Rafael Borges, presidente da Comissão de Segurança Pública da OAB-RJBruno Mirandella / OAB-RJ
Publicado 20/06/2022 09:00
Presidente da Comissão de Segurança Pública da OAB-RJ, Rafael Borges é um dos signatários de uma proposta elaborada para reduzir as mortes causadas em ações policiais. O documento foi produzido após uma decisão no âmbito da Arguição de Descumprimento de Preceito Fundamental 635 — a polêmica "ADPF das Favelas", que restringiu operações em comunidades durante a pandemia. Em entrevista a O DIA, o advogado fala sobre o conteúdo entregue ao governo: "As comissões de Segurança Pública e Direitos Humanos da OAB ouviram a sociedade civil e recolheram sugestões de quem lida com o tema para construir o documento".
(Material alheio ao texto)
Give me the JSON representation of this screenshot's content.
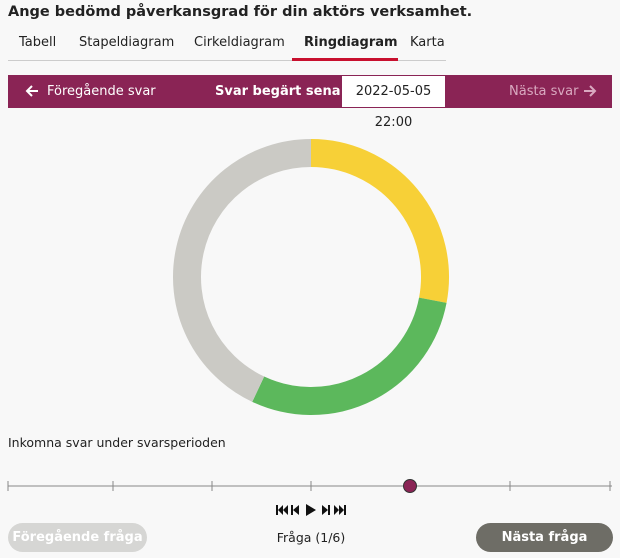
{
  "header": {
    "title": "Ange bedömd påverkansgrad för din aktörs verksamhet."
  },
  "tabs": [
    "Tabell",
    "Stapeldiagram",
    "Cirkeldiagram",
    "Ringdiagram",
    "Karta"
  ],
  "navigation": {
    "previous": "Föregående svar",
    "requested_label": "Svar begärt senast:",
    "requested_at": "2022-05-05 22:00",
    "next": "Nästa svar"
  },
  "chart_data": {
    "type": "donut",
    "values": [
      28,
      29,
      43
    ],
    "colors": [
      "#f7d037",
      "#5cb85c",
      "#cbcac5"
    ]
  },
  "timeline": {
    "label": "Inkomna svar under svarsperioden"
  },
  "footer": {
    "previous_question": "Föregående fråga",
    "question_counter": "Fråga (1/6)",
    "next_question": "Nästa fråga"
  }
}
O DIA: Uma das principais críticas à ADPF 635 é que ela impediria a polícia de fazer o seu trabalho. O que o senhor tem a dizer sobre isso?
RAFAEL BORGES: Essa crítica não tem nenhuma consistência. É só ler a ADPF para ver que o patrulhamento não está proibido. Na verdade, ela determina um protocolo de atuação policial para preservar as vidas das pessoas que moram na comunidade e qualificar a atuação destes agentes. Foi somente durante a pandemia que ela impediu, e por um curto período de tempo, aquelas operações cinematográficas. E com resultados positivos, já que a letalidade caiu bruscamente e não houve aumento nos índices de criminalidade.
Por que a OAB se reuniu com a Defensoria e Ministério Público para redigir a proposta de redução da letalidade policial?
Isso foi uma ordem do Supremo Tribunal Federal. Quando o ministro Edson Fachin deu provimento à ADPF, ele determinou que o estado fizesse um plano de redução da letalidade policial. O governador Cláudio Castro chegou a redigir uma versão no final de março, mas ficou muito incompleta. Então, foi determinado que se fizesse segundo plano, ouvindo essas três entidades. As comissões de Segurança Pública e Direitos Humanos da OAB ouviram a sociedade civil e recolheram sugestões de quem lida com o tema para construir o documento. Para a OAB é fundamental se manifestar dando eco a outras vozes, não queremos nos manifestar apenas como entidade de classe.
Como explicar a letalidade policial no Rio de Janeiro?
Temos uma clivagem social e organização geográfica favorável à letalidade, pois a polícia consegue concentrar atividades violentas em determinadas regiões. A ADPF quer que a PMRJ saia dessa "honrosa" posição de "a que mais mata". Em 2021, as nossas polícias — militar e civil — mataram 1385 pessoas. A nossa polícia, de um estado do tamanho de Portugal, é 30% mais letal do que a dos EUA inteiro, um país continental. Fica evidente que a guerra ao tráfico é só uma peça de propaganda que dá respaldo para esse genocídio da população negra e favelada. Na verdade, a polícia entra para deixar claro que aquele é um espaço controlado pelo Estado. O recado é: "o Estado não está presente na forma de Saúde, Educação e Assistência Social, mas apenas na forma de polícia".
O documento pretende reduzir a letalidade em 70% em um ano. Não é muito ousado?
Esse percentual é uma meta intermediária: o objetivo final é acabar com a letalidade. Quando a ADPF foi respeitada, entre junho e novembro de 2020, também verificou-se uma redução de 70% das mortes. Ou seja, há dois anos, reduzimos a letalidade com uma canetada, sem qualquer política pública. É muito fácil reduzir. Ao analisar sob a ótica de métricas internacionais, a Cruz Vermelha diz que o aceitável em uma guerra é que tenhamos um militar morto para cada quatro civis. No ano passado, morreram cerca de 70 policiais, então o "aceitável" — em uma guerra — seriam 280 perdas civis.
Por que a atuação policial é diferente em áreas abastadas?
A polícia do mundo inteiro atua sobre corte social, mas ele é ainda mais forte no Rio por causa da nossa forte separação entre favela e asfalto. O policial tem um tipo de abordagem na Zona Sul, no Centro, e outro completamente diferente nas áreas "conflagradas", onde não existe respeito a protocolos e aos Direitos Humanos. Mandados de busca e apreensão, por exemplo, nem são cogitados nas favelas, onde as casas são "livremente" usadas como local de tocaia. Foi uma dessas operações que vitimou Kathlen Romeu. No Rio, as favelas funcionam como guetos, onde a pobreza fica contida e se reproduz.